Monday, July 4, 2011

Eric B. and Rakim -- "Eric B. Is President" (1986)

I came in the door, I said it before
I never let the mike magnetize me no more
But it's biting me, fighting me, inviting me to rhyme
I can't hold it back, I'm looking for the line,
Taking off my coat, clearing my throat
My rhyme will be kicking it until I hit my last note

After our brief detour to Los Angeles to learn about early-day gangsta rap, we're returning to New York City for the next few "Hip-Hop 101" posts.

Eric B. and Rakim formed one of the great DJ/MC duos of old-school rap's so-called "Golden Age," which lasted from 1986 to 1992 (when gangsta rap became the dominant style).

Eric B. (Eric Barrier) was an up-and-coming 20-year-old DJ living on Long Island when he met 17-year-old MC William Michael Griffin, Jr., also a Long Island resident.  

Clarence 13X
Griffin had taken the name Rakim when he converted to The Nation of Gods and Earth, an offshoot of the Nation of Islam that was founded in Harlem in 1964 by Clarence Smith, who called himself Clarence 13X.

Followers of Clarence 13X are often called "Five Percenters."  That's because The Nation of Gods and Earth teaches that 85% of humanity is mentally dead, 10% know the truth but oppress the 85% by convincing them to believe in a "mystery God" who cannot be seen in this lifetime, while the remaining 5% constitute the "poor righteous teachers" who possess the truth.

(I don't about all this, but it's hard to argue with their theory that 85% of humanity is mentally dead and 10% are liars.)

A number of other hip-hop artists -- including Big Daddy Kane, Common, Brand Nubian, and Busta Rhymes -- are Five Percenters.  Click here to read more about The Nation of Gods and Earth.
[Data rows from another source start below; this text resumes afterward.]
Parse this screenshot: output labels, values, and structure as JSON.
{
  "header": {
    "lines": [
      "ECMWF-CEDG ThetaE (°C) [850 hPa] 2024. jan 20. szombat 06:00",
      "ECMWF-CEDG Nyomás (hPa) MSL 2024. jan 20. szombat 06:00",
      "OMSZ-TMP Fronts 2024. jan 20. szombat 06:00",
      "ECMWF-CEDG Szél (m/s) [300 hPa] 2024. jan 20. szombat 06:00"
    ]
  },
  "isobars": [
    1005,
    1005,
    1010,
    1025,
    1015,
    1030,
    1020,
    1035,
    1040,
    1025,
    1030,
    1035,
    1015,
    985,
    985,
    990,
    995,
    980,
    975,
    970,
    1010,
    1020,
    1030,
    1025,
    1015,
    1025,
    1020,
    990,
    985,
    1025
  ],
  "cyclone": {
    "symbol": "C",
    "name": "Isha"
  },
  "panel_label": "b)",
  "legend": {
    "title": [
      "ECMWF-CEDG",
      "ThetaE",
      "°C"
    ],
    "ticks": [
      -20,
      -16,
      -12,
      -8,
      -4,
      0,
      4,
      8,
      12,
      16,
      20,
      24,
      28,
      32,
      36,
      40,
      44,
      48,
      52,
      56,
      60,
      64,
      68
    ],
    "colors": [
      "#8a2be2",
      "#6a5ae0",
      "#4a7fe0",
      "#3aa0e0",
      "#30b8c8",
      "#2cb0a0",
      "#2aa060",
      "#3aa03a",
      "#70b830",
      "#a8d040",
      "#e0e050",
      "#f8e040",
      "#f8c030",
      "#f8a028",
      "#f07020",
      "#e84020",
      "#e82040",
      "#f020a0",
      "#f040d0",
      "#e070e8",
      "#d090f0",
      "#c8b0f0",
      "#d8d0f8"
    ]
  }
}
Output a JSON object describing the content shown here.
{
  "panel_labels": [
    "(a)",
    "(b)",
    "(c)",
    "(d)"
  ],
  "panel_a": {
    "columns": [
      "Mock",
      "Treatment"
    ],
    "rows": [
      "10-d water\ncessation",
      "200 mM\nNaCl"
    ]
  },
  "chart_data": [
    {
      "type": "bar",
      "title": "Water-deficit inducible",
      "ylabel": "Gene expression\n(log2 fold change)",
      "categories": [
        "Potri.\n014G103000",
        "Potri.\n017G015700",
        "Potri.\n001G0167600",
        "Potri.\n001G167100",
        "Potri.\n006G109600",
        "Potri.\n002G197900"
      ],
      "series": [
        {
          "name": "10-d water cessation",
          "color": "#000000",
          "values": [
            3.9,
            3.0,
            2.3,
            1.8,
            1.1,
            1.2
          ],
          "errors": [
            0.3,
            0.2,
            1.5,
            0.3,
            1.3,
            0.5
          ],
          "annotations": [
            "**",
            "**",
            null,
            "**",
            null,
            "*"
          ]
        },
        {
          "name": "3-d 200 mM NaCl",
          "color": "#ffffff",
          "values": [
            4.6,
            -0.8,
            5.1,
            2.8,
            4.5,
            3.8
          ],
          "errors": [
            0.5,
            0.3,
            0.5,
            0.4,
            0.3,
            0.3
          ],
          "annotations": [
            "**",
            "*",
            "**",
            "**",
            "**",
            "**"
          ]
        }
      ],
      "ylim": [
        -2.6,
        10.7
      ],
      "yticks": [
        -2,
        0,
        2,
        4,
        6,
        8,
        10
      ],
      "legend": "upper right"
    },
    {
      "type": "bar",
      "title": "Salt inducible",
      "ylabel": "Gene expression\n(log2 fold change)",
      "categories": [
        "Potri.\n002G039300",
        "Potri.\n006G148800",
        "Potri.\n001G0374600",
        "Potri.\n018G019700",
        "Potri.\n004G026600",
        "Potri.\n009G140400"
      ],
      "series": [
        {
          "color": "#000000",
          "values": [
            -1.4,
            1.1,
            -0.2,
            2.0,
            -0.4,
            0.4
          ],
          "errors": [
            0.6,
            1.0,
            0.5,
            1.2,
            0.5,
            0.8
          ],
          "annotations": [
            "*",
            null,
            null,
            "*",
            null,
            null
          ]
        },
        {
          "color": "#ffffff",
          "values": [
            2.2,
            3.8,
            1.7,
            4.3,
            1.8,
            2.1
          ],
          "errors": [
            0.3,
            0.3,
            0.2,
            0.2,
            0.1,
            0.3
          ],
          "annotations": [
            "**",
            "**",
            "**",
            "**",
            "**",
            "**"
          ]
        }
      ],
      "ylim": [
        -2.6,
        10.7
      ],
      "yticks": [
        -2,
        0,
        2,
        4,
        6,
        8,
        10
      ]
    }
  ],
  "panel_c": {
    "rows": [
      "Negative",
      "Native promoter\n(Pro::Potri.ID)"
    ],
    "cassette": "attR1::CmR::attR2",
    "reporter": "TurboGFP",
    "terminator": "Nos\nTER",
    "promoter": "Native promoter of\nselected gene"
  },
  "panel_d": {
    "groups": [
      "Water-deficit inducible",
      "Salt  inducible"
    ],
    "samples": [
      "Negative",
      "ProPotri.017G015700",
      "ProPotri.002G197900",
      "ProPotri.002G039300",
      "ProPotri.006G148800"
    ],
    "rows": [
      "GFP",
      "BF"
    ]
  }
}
The Paid In Full album cover
Eric B. and Rakim's debut album, Paid in Full -- which was ranked as the greatest hip-hop album of all time by MTV -- was released in July 1987, but "Eric B. Is President" came out as a single in 1986.  It's a hip-hop track about hip-hop -- Rakim's subject is MC'ing, not drugs, or guns, or sex, or expensive cars. 

Rakim took MC'ing to a whole new place.  Early-day rap lyrics were simple and sing-songy, heavy on end rhymes.  Rakim's style was jazz-influenced -- his rhythms were less predictable than the "flat-footed" rhythms used by older rappers, and his more complex raps were characterized by internal rhymes as much as by end rhymes.  (In the lines quoted above, "biting me, fighting me, inviting me" is an example of internal rhyming -- three rhymes within one line.) 
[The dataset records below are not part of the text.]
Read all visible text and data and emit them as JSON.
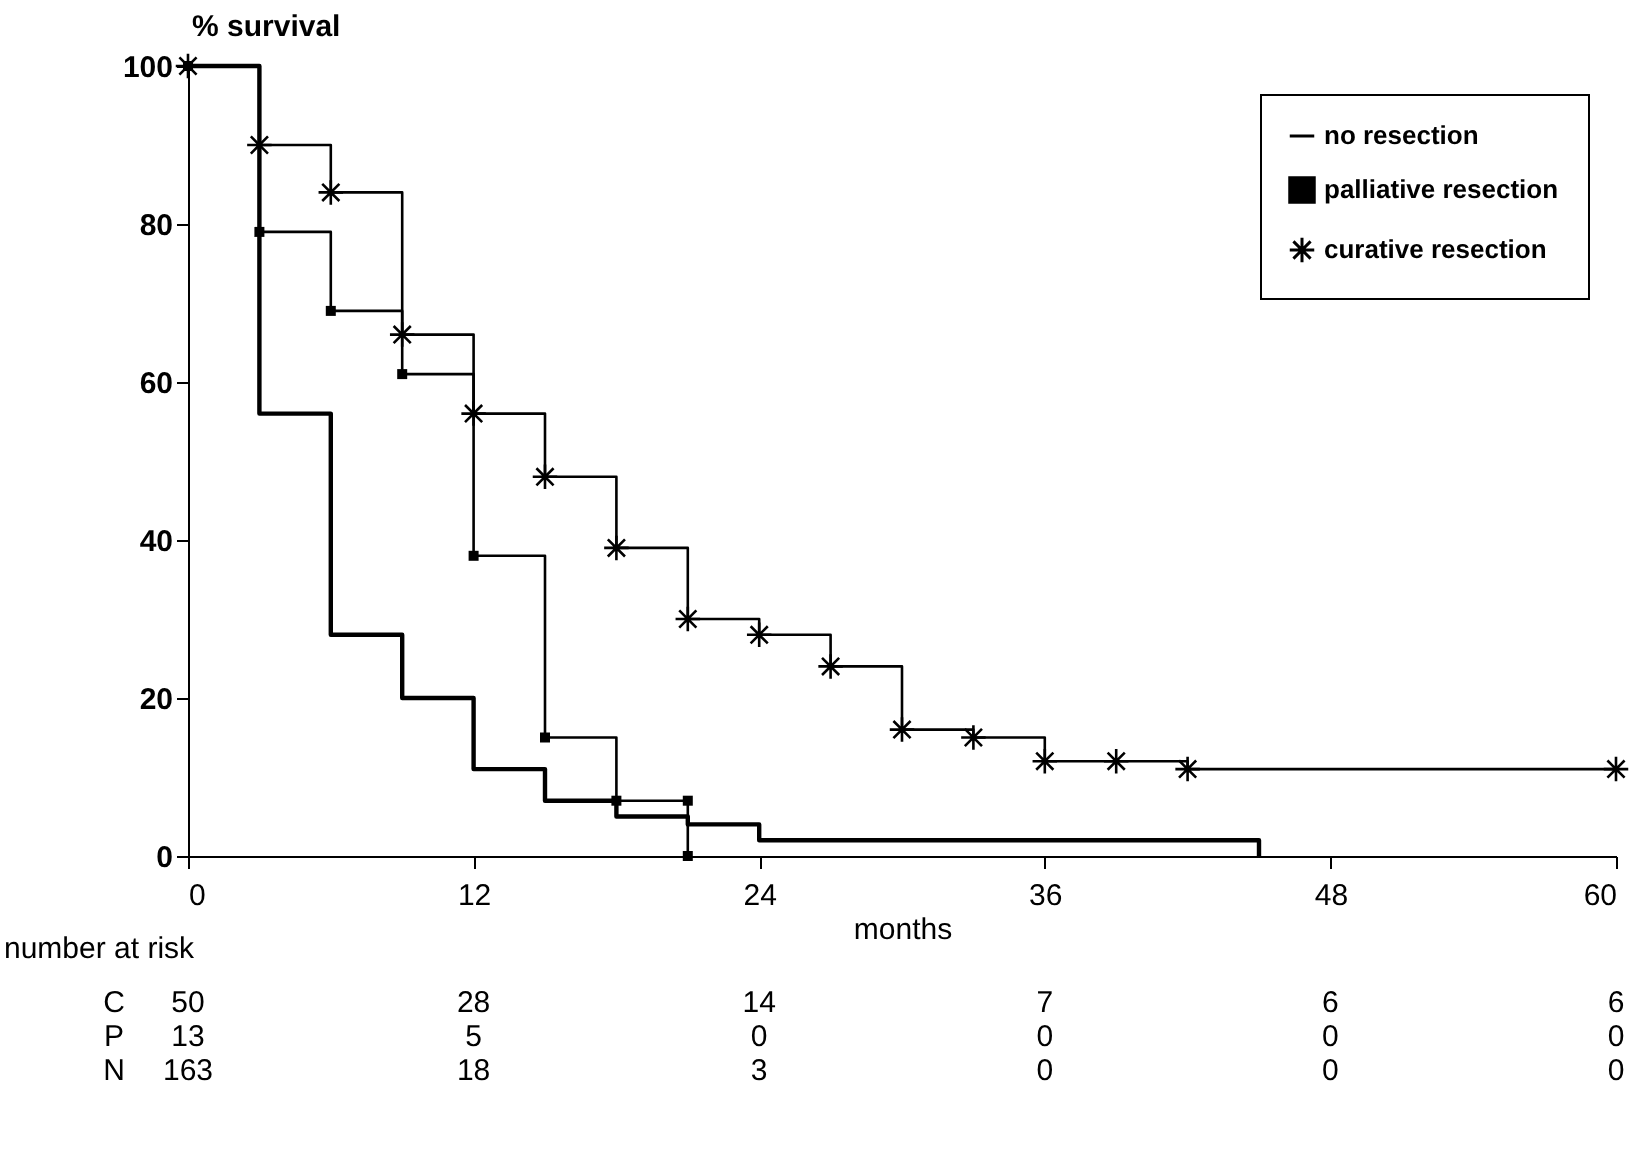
{
  "chart_data": {
    "type": "step",
    "ylabel": "% survival",
    "xlabel": "months",
    "xlim": [
      0,
      60
    ],
    "xticks": [
      0,
      12,
      24,
      36,
      48,
      60
    ],
    "ylim": [
      0,
      100
    ],
    "yticks": [
      0,
      20,
      40,
      60,
      80,
      100
    ],
    "grid": false,
    "legend": "top right",
    "series": [
      {
        "name": "no resection",
        "color": "#000000",
        "marker": "none",
        "x": [
          0,
          3,
          6,
          9,
          12,
          15,
          18,
          21,
          24,
          45,
          45
        ],
        "values": [
          100,
          56,
          28,
          20,
          11,
          7,
          5,
          4,
          2,
          2,
          0
        ]
      },
      {
        "name": "palliative resection",
        "color": "#000000",
        "marker": "square",
        "x": [
          0,
          3,
          6,
          9,
          12,
          15,
          18,
          21,
          21
        ],
        "values": [
          100,
          79,
          69,
          61,
          38,
          15,
          7,
          7,
          0
        ]
      },
      {
        "name": "curative resection",
        "color": "#000000",
        "marker": "cross",
        "x": [
          0,
          3,
          6,
          9,
          12,
          15,
          18,
          21,
          24,
          27,
          30,
          33,
          36,
          39,
          42,
          60
        ],
        "values": [
          100,
          90,
          84,
          66,
          56,
          48,
          39,
          30,
          28,
          24,
          16,
          15,
          12,
          12,
          11,
          11
        ]
      }
    ],
    "annotations": [
      "number at risk",
      "C 50 28 14 7 6 6",
      "P 13 5 0 0 0 0",
      "N 163 18 3 0 0 0"
    ]
  }
}
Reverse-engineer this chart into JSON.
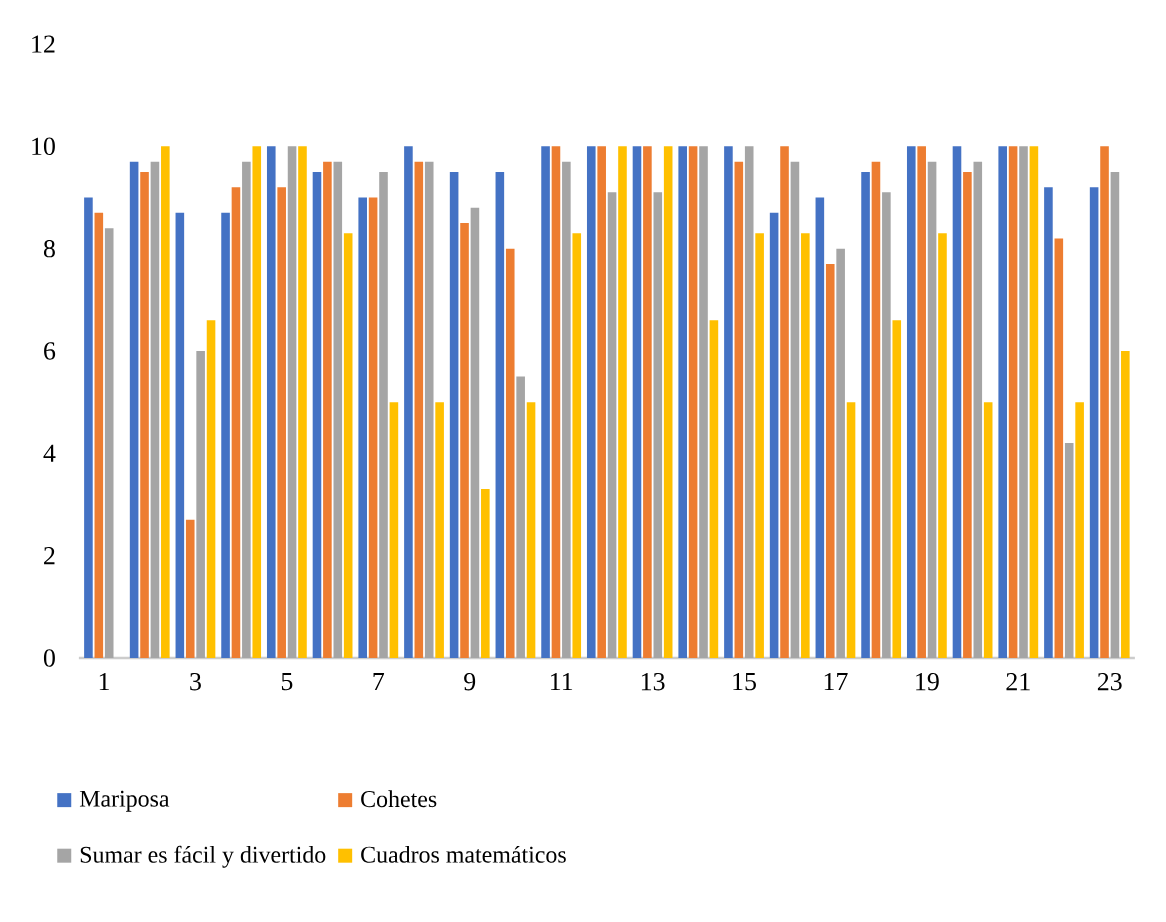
{
  "chart_data": {
    "type": "bar",
    "categories": [
      "1",
      null,
      "3",
      null,
      "5",
      null,
      "7",
      null,
      "9",
      null,
      "11",
      null,
      "13",
      null,
      "15",
      null,
      "17",
      null,
      "19",
      null,
      "21",
      null,
      "23"
    ],
    "series": [
      {
        "name": "Mariposa",
        "color": "#4472c4",
        "values": [
          9.0,
          9.7,
          8.7,
          8.7,
          10,
          9.5,
          9.0,
          10,
          9.5,
          9.5,
          10,
          10,
          10,
          10,
          10,
          8.7,
          9.0,
          9.5,
          10,
          10,
          10,
          9.2,
          9.2
        ]
      },
      {
        "name": "Cohetes",
        "color": "#ed7d31",
        "values": [
          8.7,
          9.5,
          2.7,
          9.2,
          9.2,
          9.7,
          9.0,
          9.7,
          8.5,
          8.0,
          10,
          10,
          10,
          10,
          9.7,
          10,
          7.7,
          9.7,
          10,
          9.5,
          10,
          8.2,
          10
        ]
      },
      {
        "name": "Sumar es fácil y divertido",
        "color": "#a5a5a5",
        "values": [
          8.4,
          9.7,
          6.0,
          9.7,
          10,
          9.7,
          9.5,
          9.7,
          8.8,
          5.5,
          9.7,
          9.1,
          9.1,
          10,
          10,
          9.7,
          8.0,
          9.1,
          9.7,
          9.7,
          10,
          4.2,
          9.5
        ]
      },
      {
        "name": "Cuadros matemáticos",
        "color": "#ffc000",
        "values": [
          0,
          10,
          6.6,
          10,
          10,
          8.3,
          5.0,
          5.0,
          3.3,
          5.0,
          8.3,
          10,
          10,
          6.6,
          8.3,
          8.3,
          5.0,
          6.6,
          8.3,
          5.0,
          10,
          5.0,
          6.0
        ]
      }
    ],
    "ylim": [
      0,
      12
    ],
    "yticks": [
      0,
      2,
      4,
      6,
      8,
      10,
      12
    ],
    "grid": false,
    "legend": "bottom"
  }
}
And Rakim's quiet, low-key delivery was the polar opposite of the high-energy, scream-into-the-microphone vocal technique that most rappers of the day utilized. 

James Brown
Eric B. was equally innovative as a DJ.  He was a master of live turntable mixing and scratching, and was the first DJ -- but far from the last -- to use James Brown samples.  (In fact, the "Godfather of Soul" sued to prevent the use of a sample of his music on this cut.)

"Eric B. Is President" also samples the bass line from Fonda Rae's 1982 disco hit, "Over Like a Fat Rat."  When Eric B. told Rakim that he planned to use that bass line, Rakim laughed so hard that he spit beer all over the wall.  "Just like you laughing now, you going to be laughing all the way to the bank and be a millionaire one day because of this record." Eric B. told him.  And he was right.